Things Gateway, Part 1 - History

This is the first in a series of blog postings about the Internet of Things (IoT).  I'm going to cover some history, and then talk about and demonstrate Mozilla's secure privacy protecting Things Gateway and finally talk about writing the software for my own IoT devices to work with the Things Gateway.  


First, though, my history with home automation:

When I was a teenager in the 1970s, I had an analog alarm clock with an electrical outlet on the back labeled "coffee".  About ten minutes before the alarm would go off, it would turn on the power to the outlet.  This was apparently to start a coffee maker that had been setup the night before.  I, instead, used the outlet to turn on my record player so I could wake to music of my own selection.  Ten years after the premier of the Jetsons automated utopia, this was the extent of home automation available to the average consumer.

By the late 1970s and into the 1980s, the landscape changed in consumer home automation.  A Scottish electronics company conceived of a remote control system that would communicate over power lines.  By the mid 1980s, the X10 system of controllers and devices was available at Radio Shack and many other stores.

I was an early adopter of this technology, automating lamps, ceiling lights and porch lights.  After the introduction of an RS-232 controller that allowed the early MS-DOS PCs to control lights, I was able to get porch lights to follow sunrise, sunset and daylight savings rules.

X10 was unreliable.  In communicating over power lines, it encoded its data into the momentary zero voltage between the peaks of alternating current: it maxed out at about 20 bits per second.  Nearly anything could garble communication: the dish washer, the television, the neighbor's electric drill.  Many of the components were poorly manufactured.  Wall switches not only completely lacked style and ergonomics, but they would last only a year or so before requiring replacement. In 1990, a power surge during a thunderstorm wiped out almost all of my X10 devices.  I was done with X10, it was too expensive and unreliable. 

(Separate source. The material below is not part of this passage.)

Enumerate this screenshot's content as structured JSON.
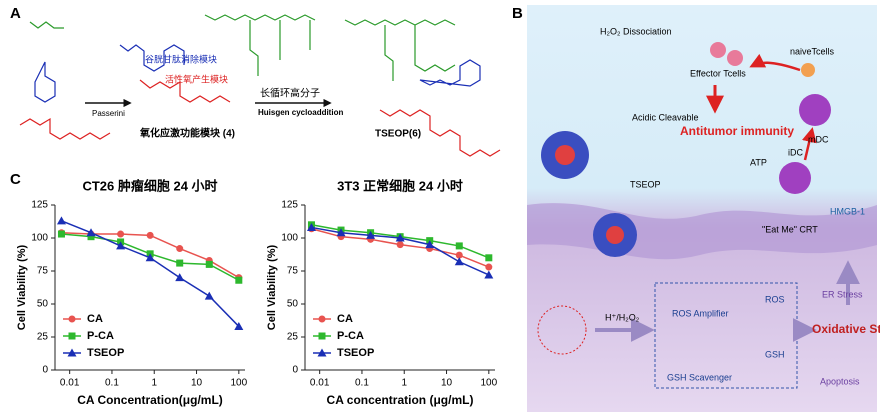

For the next twenty years, I lived just fine without home automation, but the industry advanced.  Insteon, Z-Wave and Zigbee were all invented in the 2000s for home automation.  Their high cost and my soured experience with X10, kept me away.

In the last ten years, there has been a renaissance in home automation in connection with the Internet: the Internet of Things.  I looked at the new options, saw they were still expensive and they had new flaws: security and privacy.  I bought a couple of the Belkin Wemo devices that I could control with my iPhone and found they were, like X10, unreliable.  Sometimes they'd work and sometimes they wouldn't.  Then in 2013, a security flaw was found that could result in someone else taking control or even invade the home network.  The Wemo devices required a firmware security update and on hurting my back crawling behind the couch to do the update, I decided they were not worth the effort.  The Wemo devices were added to my local landfill.


I watched from the sidelines as more and more companies jumped into the IoT field.  A little research showed how ZWave and Zigbee devices could be more secure, but with two competing incompatible standards, how could I decide?  I didn't want to buy the wrong thing and then suffer a orphaned  system.  I couldn't justify the expense.

What really got me interested again were the Phillips Hue system of color changeable lights.  The cost coupled with Phillips on again, off again willingness to allow third party products to interact with their hub, forestalled my adoption.

I held back until the Samsung SmartThings device was introduced.  Here was a smart home hub that could talk to both ZWave and Zigbee devices.  I added one to my Amazon shopping cart along with a number of lamp controller switches.  I didn't press the buy button because I was looking for the flaw.  Of course, there was one, a big one: the Internet was required.  Since it relied on mobile phones to control the Smart Home hub, if the Internet was down, the control of the devices stopped.  Or so it seemed, the documentation was vague on the subject.  I finally confirmed it by talking with an acquaintance that had the system.  This system was not for me.

I was again a IoT wallflower, longing to dance but unwilling to step onto the dance floor.

In December of 2017, however, I saw a demonstration of a new experimental system from Mozilla called the Things Gateway.  It offers a protocol agnostic control over IoT devices.  It can control the Z-Wave and the Zigbee stuff at the same time.  The software runs on a computer, even a Raspberry Pi.  Because it offers a web server on the local home network, any Web browser on a phone, tablet or desktop machine at home can control it.  Unlike most commercial IoT controllers, if the internet is out, I can still control things while I'm home.  As a plus, Mozilla offers a secure method from the internet to the local Things Gateway web server. For many folks controlling things while away from home is important, for me, I could do without that feature.

The final convincing argument?  It's open source and completely customizable.   I cannot resist any longer.

My next blog posting will walk through the process of downloading and setting up a Mozilla Things Gateway.   I'll show how I connected  Z-Wave, Zigbee and Philips Hue lights into one smart home network.  Subsequent postings will show how I can use the Python programming language to enable new devices to join the Internet of Things.

I'm quite excited about this project.